第6話 買い物
「あの……アイリスさん。」
「なに?」
「その、居候の身で申し上げにくいんですけど……。」
「じれったいわね。何よ。」
「できれば、着替えたいんですけど。」
「ああ、あんた毎日それだもんね。いいわよ着替えてきなさいよ。」
「それが……その……。」
「どうしたの。」
「着替え……ないんです。」
「そのバッグの中に入ってないの?」
「……はい。」
「しょうがないわね。じゃ、買い物にいくよ。」
「お願いします……。」
昨日、食材の買出しに行ったとき、可愛いワンピの飾ってある洋服屋さんを見つけたんです。
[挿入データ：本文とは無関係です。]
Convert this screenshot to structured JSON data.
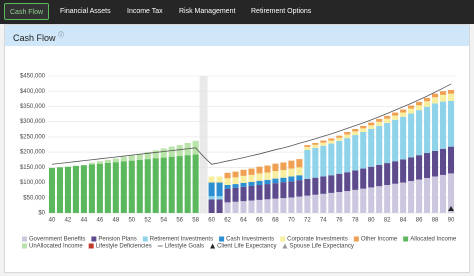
{
  "nav": {
    "tabs": [
      "Cash Flow",
      "Financial Assets",
      "Income Tax",
      "Risk Management",
      "Retirement Options"
    ],
    "active_tab": 0
  },
  "panel": {
    "title": "Cash Flow"
  },
  "chart_data": {
    "type": "bar",
    "stacked": true,
    "x": [
      40,
      41,
      42,
      43,
      44,
      45,
      46,
      47,
      48,
      49,
      50,
      51,
      52,
      53,
      54,
      55,
      56,
      57,
      58,
      59,
      60,
      61,
      62,
      63,
      64,
      65,
      66,
      67,
      68,
      69,
      70,
      71,
      72,
      73,
      74,
      75,
      76,
      77,
      78,
      79,
      80,
      81,
      82,
      83,
      84,
      85,
      86,
      87,
      88,
      89,
      90
    ],
    "xlim": [
      39.5,
      90.5
    ],
    "xticks": [
      40,
      42,
      44,
      46,
      48,
      50,
      52,
      54,
      56,
      58,
      60,
      62,
      64,
      66,
      68,
      70,
      72,
      74,
      76,
      78,
      80,
      82,
      84,
      86,
      88,
      90
    ],
    "ylim": [
      0,
      450000
    ],
    "yticks": [
      {
        "value": 0,
        "label": "$0"
      },
      {
        "value": 50000,
        "label": "$50,000"
      },
      {
        "value": 100000,
        "label": "$100,000"
      },
      {
        "value": 150000,
        "label": "$150,000"
      },
      {
        "value": 200000,
        "label": "$200,000"
      },
      {
        "value": 250000,
        "label": "$250,000"
      },
      {
        "value": 300000,
        "label": "$300,000"
      },
      {
        "value": 350000,
        "label": "$350,000"
      },
      {
        "value": 400000,
        "label": "$400,000"
      },
      {
        "value": 450000,
        "label": "$450,000"
      }
    ],
    "grid": true,
    "shaded_x": 59,
    "series": [
      {
        "name": "Government Benefits",
        "color": "#cdc6df",
        "values": [
          null,
          null,
          null,
          null,
          null,
          null,
          null,
          null,
          null,
          null,
          null,
          null,
          null,
          null,
          null,
          null,
          null,
          null,
          null,
          null,
          null,
          null,
          35000,
          37000,
          39000,
          41000,
          43000,
          45000,
          47000,
          49000,
          51000,
          54000,
          57000,
          60000,
          63000,
          66000,
          69000,
          72000,
          76000,
          80000,
          84000,
          88000,
          92000,
          96000,
          100000,
          105000,
          110000,
          115000,
          120000,
          125000,
          130000
        ]
      },
      {
        "name": "Pension Plans",
        "color": "#5d4b8e",
        "values": [
          null,
          null,
          null,
          null,
          null,
          null,
          null,
          null,
          null,
          null,
          null,
          null,
          null,
          null,
          null,
          null,
          null,
          null,
          null,
          null,
          45000,
          45000,
          45000,
          46000,
          47000,
          48000,
          49000,
          50000,
          51000,
          52000,
          53000,
          54000,
          55000,
          56000,
          57000,
          58000,
          60000,
          62000,
          64000,
          66000,
          68000,
          70000,
          72000,
          74000,
          76000,
          78000,
          80000,
          82000,
          84000,
          86000,
          88000
        ]
      },
      {
        "name": "Retirement Investments",
        "color": "#8fd3ea",
        "values": [
          null,
          null,
          null,
          null,
          null,
          null,
          null,
          null,
          null,
          null,
          null,
          null,
          null,
          null,
          null,
          null,
          null,
          null,
          null,
          null,
          10000,
          10000,
          null,
          null,
          null,
          null,
          null,
          null,
          null,
          null,
          null,
          null,
          95000,
          98000,
          101000,
          104000,
          108000,
          112000,
          116000,
          120000,
          124000,
          128000,
          132000,
          136000,
          140000,
          144000,
          148000,
          152000,
          156000,
          155000,
          150000
        ]
      },
      {
        "name": "Cash Investments",
        "color": "#2b8fd2",
        "values": [
          null,
          null,
          null,
          null,
          null,
          null,
          null,
          null,
          null,
          null,
          null,
          null,
          null,
          null,
          null,
          null,
          null,
          null,
          null,
          null,
          45000,
          45000,
          12000,
          12000,
          13000,
          13000,
          14000,
          14000,
          15000,
          15000,
          16000,
          16000,
          null,
          null,
          null,
          null,
          null,
          null,
          null,
          null,
          null,
          null,
          null,
          null,
          null,
          null,
          null,
          null,
          null,
          null,
          null
        ]
      },
      {
        "name": "Corporate Investments",
        "color": "#f7ef9f",
        "values": [
          null,
          null,
          null,
          null,
          null,
          null,
          null,
          null,
          null,
          null,
          null,
          null,
          null,
          null,
          null,
          null,
          null,
          null,
          null,
          null,
          20000,
          20000,
          22000,
          22000,
          23000,
          23000,
          24000,
          24000,
          25000,
          25000,
          26000,
          26000,
          10000,
          10000,
          10000,
          10000,
          10000,
          12000,
          12000,
          12000,
          12000,
          14000,
          14000,
          14000,
          14000,
          16000,
          16000,
          18000,
          20000,
          22000,
          24000
        ]
      },
      {
        "name": "Other Income",
        "color": "#f0a052",
        "values": [
          null,
          null,
          null,
          null,
          null,
          null,
          null,
          null,
          null,
          null,
          null,
          null,
          null,
          null,
          null,
          null,
          null,
          null,
          null,
          null,
          null,
          null,
          18000,
          19000,
          20000,
          21000,
          22000,
          23000,
          24000,
          25000,
          26000,
          27000,
          6000,
          6000,
          7000,
          7000,
          7000,
          8000,
          8000,
          8000,
          9000,
          9000,
          9000,
          10000,
          10000,
          10000,
          11000,
          11000,
          12000,
          12000,
          12000
        ]
      },
      {
        "name": "Allocated Income",
        "color": "#5cb85c",
        "values": [
          148000,
          150000,
          152000,
          155000,
          157000,
          160000,
          162000,
          165000,
          167000,
          170000,
          172000,
          175000,
          177000,
          180000,
          182000,
          185000,
          187000,
          190000,
          192000,
          null,
          null,
          null,
          null,
          null,
          null,
          null,
          null,
          null,
          null,
          null,
          null,
          null,
          null,
          null,
          null,
          null,
          null,
          null,
          null,
          null,
          null,
          null,
          null,
          null,
          null,
          null,
          null,
          null,
          null,
          null,
          null
        ]
      },
      {
        "name": "UnAllocated Income",
        "color": "#b9e3a9",
        "values": [
          null,
          null,
          null,
          null,
          null,
          5000,
          8000,
          10000,
          12000,
          15000,
          18000,
          20000,
          23000,
          26000,
          30000,
          33000,
          36000,
          40000,
          45000,
          null,
          null,
          null,
          null,
          null,
          null,
          null,
          null,
          null,
          null,
          null,
          null,
          null,
          null,
          null,
          null,
          null,
          null,
          null,
          null,
          null,
          null,
          null,
          null,
          null,
          null,
          null,
          null,
          null,
          null,
          null,
          null
        ]
      },
      {
        "name": "Lifestyle Deficiencies",
        "color": "#c0392b",
        "values": [
          null,
          null,
          null,
          null,
          null,
          null,
          null,
          null,
          null,
          null,
          null,
          null,
          null,
          null,
          null,
          null,
          null,
          null,
          null,
          null,
          null,
          null,
          null,
          null,
          null,
          null,
          null,
          null,
          null,
          null,
          null,
          null,
          null,
          null,
          null,
          null,
          null,
          null,
          null,
          null,
          null,
          null,
          null,
          null,
          null,
          null,
          null,
          null,
          null,
          null,
          null
        ]
      },
      {
        "name": "Lifestyle Goals",
        "type": "line",
        "color": "#555555",
        "values": [
          160000,
          163000,
          166000,
          169000,
          172000,
          175000,
          178000,
          181000,
          184000,
          187000,
          190000,
          193000,
          196000,
          199000,
          202000,
          205000,
          208000,
          211000,
          214000,
          185000,
          160000,
          165000,
          171000,
          176000,
          182000,
          188000,
          194000,
          201000,
          208000,
          214000,
          221000,
          229000,
          236000,
          244000,
          252000,
          260000,
          269000,
          278000,
          287000,
          296000,
          306000,
          316000,
          327000,
          338000,
          349000,
          360000,
          372000,
          384000,
          397000,
          410000,
          424000
        ]
      }
    ],
    "markers": [
      {
        "name": "Client Life Expectancy",
        "x": 90,
        "color": "#222222"
      },
      {
        "name": "Spouse Life Expectancy",
        "color": "#999999"
      }
    ]
  }
}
私のワクワクはとまりません。……が、アイリスさんはそこを通り過ぎて行きます。
……あれっ、アイリスさんの行きつけはここじゃないんだ。
そう思ってついていくと、アイリスさんはその先にあった防具屋さんに入っていきます。
「そっか、先にアイリスさんの防具を見るんですね。」
「私に、今必要なものはないわよ。」
「えっ?」
カラン
「おじさん、こんにちわ。」
「うん?アイリスちゃん、久しぶりだね。」
「この子に作務衣2着と、冒険者用の装備一式を2組ね。」
「あいよ。」
「それと、身体強化と物理防御と魔法防御の魔法円がついたものあるかな?」
「布でよければあるよ。」
「あとは、下着3組ね。」
おじさんは私をチラッと見ました。
「上は子供用でよさそうだな。」
「あっ、サンダルも追加で。」
ガーン……です。
見ず知らずのおじさんから、幼児体形だといわれてしまいました……。
トボトボ……。
「なによ、せっかく投資してあげたんだからしっかりと恩返しするのよ。」
「……はい。」
行きの高揚感はどこへ飛んで行ってしまったの……。
洋服屋さんの前を通り過ぎる時に言われました。
「あのね。こういう服が欲しいなら、自分で稼いで買いなさい。」
「えっ?」
「最高の魔法円が付与された防具なら、金貨10枚で売れるわ。」
今日、買ってもらったもの全部で金貨2枚だったのです。
「金貨10枚あれば、貴族用のドレスだって買えるわよ。」
「貴族用のドレス……。はい!頑張ります!」
「ふっ、ちょろいわね。」
「えっ?」
「何でもないわ。」
その日から、サンプル用に買ってもらった魔法円を読み解いて、漢字の魔方陣を作っていきます。
紙やボールペンはもったいないと言われ、この世界の炭と筆で15センチほどの板切れに書いていきます。
「身体強化は、体強化でいいかな。効果は、持続30分で、身体能力を10倍にあげる。……ここはUPでいいかな。」
「ゼイゼイ!ダ、ダメです。効果が切れたあとの疲労感が、半端……ないです。」
「じゃあ、効果が切れた時に体力回復を追加したら?」
「そ、そんなのアリなんですか?」
「知らないわよ。普通の身体強化なんてせいぜい3倍くらいなんだから。あんたみたいに、5メートルも飛び上がったり、一撃で木をへし折るのなんて見たことないんだからさ。」
「そ、そうなんですか……。」
余白に体力回復を付け足した。
「じゃあ、次は物理防御ね。覚悟はいい?」
「覚悟って、その棒で叩くつもりですか?」
「最初は軽くやるわよ。えい!」
ぽかっ!
「い、痛いです!」
「どこか間違ってるんじゃないの?」
「……あっ、防ぐの字がテヘンになってました。」
間違えた部分を削って正しく書き足す。
「じゃあいくわよ。えい!」
「よし!成功です。」
「じゃあ、次は剣でいくわよ。えい!」
「えっ、えっ、ぎゃあ!……って、痛くない!」
「ちっ!」
「何ですかその舌打ちは!」
「魔法防御用意して!」
「えっ、待ってくださいよ。もう一度見直しますからぁ!」
【あとがき】
少し、かたちになってきたようです。